The Gospel today tells us the story of the Transfiguration. It took place at a critical moment in the journey of Jesus and his disciples towards Jerusalem. Jesus had just predicted his own betrayal, arrest and crucifixion. This had upset them and shocked them to the core. Aware of their fears, Jesus took Peter, James and John to go with him to the mountaintop.  There he was transfigured and God opened their eyes to see that Jesus is the Messiah “This is my beloved son, listen to him”.  The Transfiguration gave the disciples new courage in order to walk the difficult journey ahead, the journey that would ultimately prove to be the litmus test of Christian discipleship.

Dear friends,

Our faith today is also being put to the test as that of Abraham and the disciples. Like them, we are challenged to overcome our fears and doubts. We are challenged to embrace the unknown pathways that God has mapped out for us, just as he did for Abraham and the disciples. It is in our human nature to cling to what we know, especially when the alternative is uncertain. They say better the devil you know than the devil you don’t. Yet our call is the call not to remain anchored in calm shallow waters. It is a call to launch into the deep, with everything that it entails.

Today we also pray for our seminarians and the formation staff at Holy Spirit Seminary as they begin the new scholastic year. We are blessed with these young men who respond the call of discipleship and ministry with generosity and dedication. Let us pray for them to be formed in the image of Christ the humble servant leader.

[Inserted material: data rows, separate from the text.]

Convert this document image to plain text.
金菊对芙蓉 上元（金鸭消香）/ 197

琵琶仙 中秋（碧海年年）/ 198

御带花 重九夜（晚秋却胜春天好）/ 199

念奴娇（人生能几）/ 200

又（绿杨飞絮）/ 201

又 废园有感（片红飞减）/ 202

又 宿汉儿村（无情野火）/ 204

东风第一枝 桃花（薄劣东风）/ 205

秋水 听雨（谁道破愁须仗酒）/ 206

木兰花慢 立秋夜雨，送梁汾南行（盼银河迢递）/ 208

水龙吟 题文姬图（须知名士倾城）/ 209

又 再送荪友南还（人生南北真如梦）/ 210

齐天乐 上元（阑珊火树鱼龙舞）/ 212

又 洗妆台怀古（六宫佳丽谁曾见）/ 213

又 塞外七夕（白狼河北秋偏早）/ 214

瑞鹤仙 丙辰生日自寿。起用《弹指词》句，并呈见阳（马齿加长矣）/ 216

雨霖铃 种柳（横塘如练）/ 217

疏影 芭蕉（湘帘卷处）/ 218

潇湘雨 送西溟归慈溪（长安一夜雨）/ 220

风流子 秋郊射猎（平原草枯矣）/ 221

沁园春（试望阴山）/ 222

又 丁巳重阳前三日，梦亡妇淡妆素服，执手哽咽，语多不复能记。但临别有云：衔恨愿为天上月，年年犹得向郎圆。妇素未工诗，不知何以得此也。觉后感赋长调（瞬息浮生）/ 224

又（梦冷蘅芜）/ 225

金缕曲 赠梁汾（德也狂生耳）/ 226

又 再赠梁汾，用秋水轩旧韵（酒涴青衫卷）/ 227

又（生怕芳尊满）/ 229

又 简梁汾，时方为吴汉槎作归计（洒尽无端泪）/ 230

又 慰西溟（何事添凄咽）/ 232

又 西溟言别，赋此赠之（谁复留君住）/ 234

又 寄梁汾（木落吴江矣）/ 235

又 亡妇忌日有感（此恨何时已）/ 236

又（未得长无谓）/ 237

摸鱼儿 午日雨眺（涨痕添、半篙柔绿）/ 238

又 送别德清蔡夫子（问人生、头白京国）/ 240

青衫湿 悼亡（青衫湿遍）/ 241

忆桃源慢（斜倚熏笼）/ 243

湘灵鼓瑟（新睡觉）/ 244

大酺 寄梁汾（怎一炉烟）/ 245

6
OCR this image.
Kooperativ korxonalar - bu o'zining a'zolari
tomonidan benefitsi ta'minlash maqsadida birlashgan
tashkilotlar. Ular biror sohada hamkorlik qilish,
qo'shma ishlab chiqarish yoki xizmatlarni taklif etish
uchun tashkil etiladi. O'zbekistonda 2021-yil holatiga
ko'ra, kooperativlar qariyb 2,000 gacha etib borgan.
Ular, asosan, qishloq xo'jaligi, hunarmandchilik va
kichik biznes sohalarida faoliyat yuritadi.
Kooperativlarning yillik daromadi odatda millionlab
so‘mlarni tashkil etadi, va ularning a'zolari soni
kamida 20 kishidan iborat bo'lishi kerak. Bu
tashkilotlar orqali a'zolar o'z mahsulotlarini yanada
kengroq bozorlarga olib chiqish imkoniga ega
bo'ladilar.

The Royal Commission has been a catalyst for the Church in Australia to begin again in earnest the move from clericalism to service, from individualism to partnership, from self-reference to openness, from Baroque splendour to simplicity, from triumphalism to humility, from top down obedience to collegiality and collaboration, from a siege mentality to engagement, from confronting to listening, from culture warfare to dialogue, from imposing rules to accompanying with love.

If the Church is compared to the banquet, then we can say that the new wine of God’s unconditional love, boundless mercy, radical openness and inclusion needs to be poured into new wineskins of humility, mutuality, compassion and powerlessness. The old wineskins of triumphalism, authoritarianism, supremacy abetted by clerical power, superiority, and rigidity are broken.

It is my hope and my passion that the Holy Spirit Seminary which is the pride and the future of our diocese will form men into servants of the humble, listening and accompanying Church. It is my hope and passion that they will be like the new wineskins capable of containing and channelling that new superior and abundant wine of God’s love, mercy and inclusion that the people are thirsting for.

Lent is a time to live with more intensity the call of prayer, self-denial and charity. Let us pray that we may respond generously and trustingly to the invitation to overcome our fears and doubts, and to follow the humble footsteps of Christ with hope and perseverance.